E-Voting: Estland wählt seit 2005 digital
2005, als Estland erstmals die digitale Stimmenabgabe erfolgreich auf kommunaler Ebene testete, kamen auch bei der Bundestagswahl zum ersten Mal Wahlcomputer zum Einsatz, die eine elektronische Stimmabgabe ermöglichten. Das Bundesverfassungsgericht urteilte jedoch 2009, dass durch den Einsatz der Geräte das Öffentlichkeitsprinzip der Wahl nicht eingehalten werde. Die Stimmabgabe und die Auszählung, so die Richter und Richterinnen damals, müssen auch bei einer digitalen Parlamentswahl für alle ohne spezielle Kenntnisse nachvollziehbar sein.
Ein Verbot digitaler Wahlen ist das nicht.
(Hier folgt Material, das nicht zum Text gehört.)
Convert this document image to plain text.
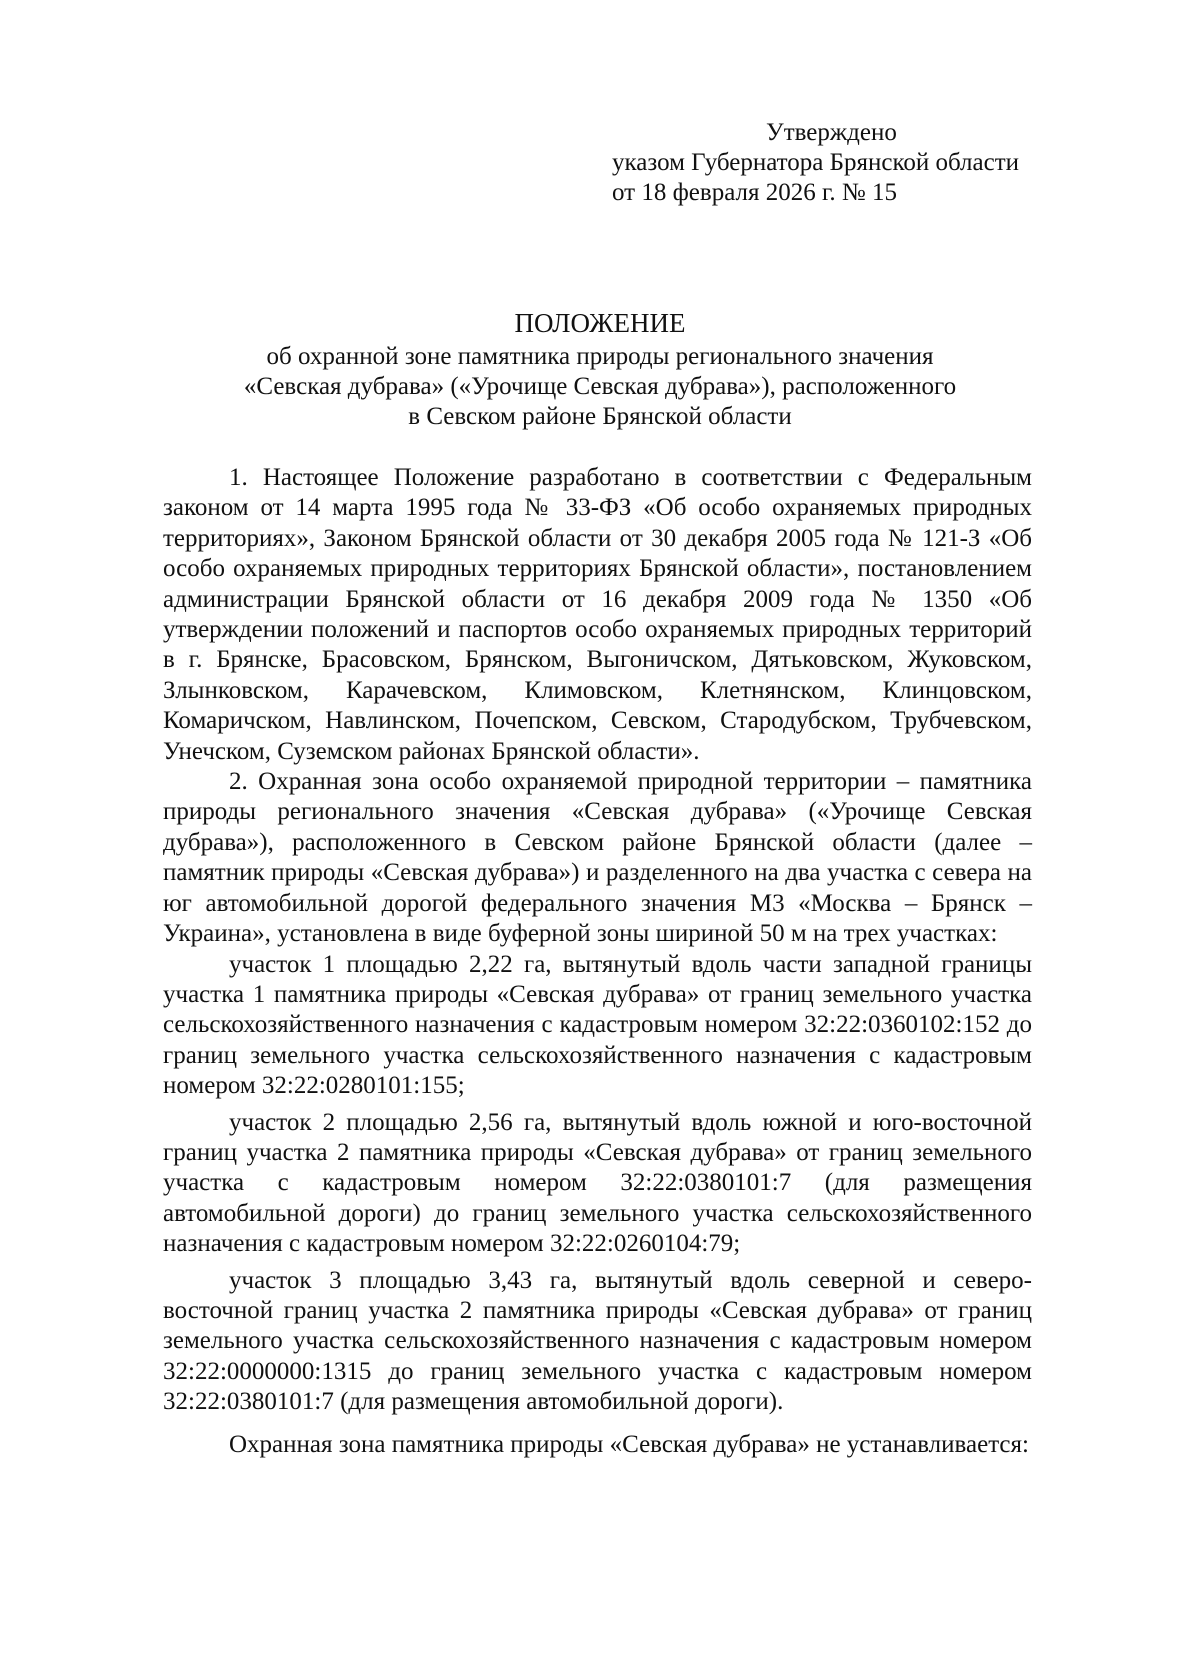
Утверждено
указом Губернатора Брянской области
от 18 февраля 2026 г. № 15
ПОЛОЖЕНИЕ
об охранной зоне памятника природы регионального значения
«Севская дубрава» («Урочище Севская дубрава»), расположенного
в Севском районе Брянской области

1. Настоящее Положение разработано в соответствии с Федеральным законом от 14 марта 1995 года № 33-ФЗ «Об особо охраняемых природных территориях», Законом Брянской области от 30 декабря 2005 года № 121-З «Об особо охраняемых природных территориях Брянской области», постановлением администрации Брянской области от 16 декабря 2009 года № 1350 «Об утверждении положений и паспортов особо охраняемых природных территорий в г. Брянске, Брасовском, Брянском, Выгоничском, Дятьковском, Жуковском, Злынковском, Карачевском, Климовском, Клетнянском, Клинцовском, Комаричском, Навлинском, Почепском, Севском, Стародубском, Трубчевском, Унечском, Суземском районах Брянской области».

2. Охранная зона особо охраняемой природной территории – памятника природы регионального значения «Севская дубрава» («Урочище Севская дубрава»), расположенного в Севском районе Брянской области (далее – памятник природы «Севская дубрава») и разделенного на два участка с севера на юг автомобильной дорогой федерального значения М3 «Москва – Брянск – Украина», установлена в виде буферной зоны шириной 50 м на трех участках:

участок 1 площадью 2,22 га, вытянутый вдоль части западной границы участка 1 памятника природы «Севская дубрава» от границ земельного участка сельскохозяйственного назначения с кадастровым номером 32:22:0360102:152 до границ земельного участка сельскохозяйственного назначения с кадастровым номером 32:22:0280101:155;

участок 2 площадью 2,56 га, вытянутый вдоль южной и юго-восточной границ участка 2 памятника природы «Севская дубрава» от границ земельного участка с кадастровым номером 32:22:0380101:7 (для размещения автомобильной дороги) до границ земельного участка сельскохозяйственного назначения с кадастровым номером 32:22:0260104:79;

участок 3 площадью 3,43 га, вытянутый вдоль северной и северо-восточной границ участка 2 памятника природы «Севская дубрава» от границ земельного участка сельскохозяйственного назначения с кадастровым номером 32:22:0000000:1315 до границ земельного участка с кадастровым номером 32:22:0380101:7 (для размещения автомобильной дороги).

Охранная зона памятника природы «Севская дубрава» не устанавливается:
Dem E-Voting werden aber sicherheitstechnisch hohe Hürden gesetzt. Die Esten und Estinnen, ein Land mit nur 1,3 Millionen Einwohnern und Einwohnerinnen, haben das so gelöst: Sie benötigen für das digitale Abstimmen einen Computer, eine ID-Karte und ein spezielles Kartenlesegerät.
Die Abstimmung selbst ist in wenigen Minuten erledigt. Nach dem Download der App von der Webseite der Wahlbehörde identifiziert sich der Wähler per PIN-Code, stimmt ab und verifiziert die Wahl mit seiner digitalen Unterschrift . Das ist alles. Zur Identifizierung kann auch ein Mobiltelefon mit spezieller SIM-Karte genutzt werden.
Digitale Demokratie nötig
Der Direktor des Berlin Instituts für Partizipation (Bipar), Jörg Sommer, hält Ängste vor digitalen Wahlmanipulationen für nachvollziehbar. „Für digitale Wahlen ist nicht die Technologie entscheidend, die ist sicher hinzubekommen. Entscheidend ist die Akzeptanz von E-Voting. Angesichts des zerbröselnden Vertrauens in staatliche Stellen und Wahlprozesse, man denke nur an die nötige Wiederholungswahl in Berlin, würden digitale Parlamentswahlen derzeit wahrscheinlich Verschwörungsmythen befeuern.“
Im Grundsatz werde man jedoch auch in Deutschland „nicht umhin kommen“, Demokratie auch digital zu praktizieren, sagt Sommer. „Derzeit gibt es jedoch keine ernsthaften Bemühungen und Kompetenzen der politischen Elite, die nötigen Prozesse anzuschieben. Dabei finden schon heute der Wahlkampf und die politische Meinungsbildung in großen Teilen im Digitalen statt.“
Dabei finden schon heute der Wahlkampf und die politische Meinungsbildung in großen Teilen im Digitalen statt.
Jörg Sommer
Direktor des Berlin Instituts für Partizipation
Tatsächlich kam der Bundestagsausschuss für Bildung, Forschung und Technikfolgenabschätzung 2022 nach Expertenanhörungen zum Ergebnis, dass es in naher Zukunft kein E-Voting in Deutschland geben werde. Das liegt auch daran, dass der vor mehr als zwölf Jahren eingeführte Digitalpersonalausweis mit seiner eID-Funktion (elektronische Identität) zu wenig genutzt wird, wie ebenfalls im vergangenen Jahr der Bundestagsausschuss für Digitales feststellte. Experten und Expertinnen nennen Gründe: Zu kompliziert, zu teuer, zu wenige Anwendungsmöglichkeiten.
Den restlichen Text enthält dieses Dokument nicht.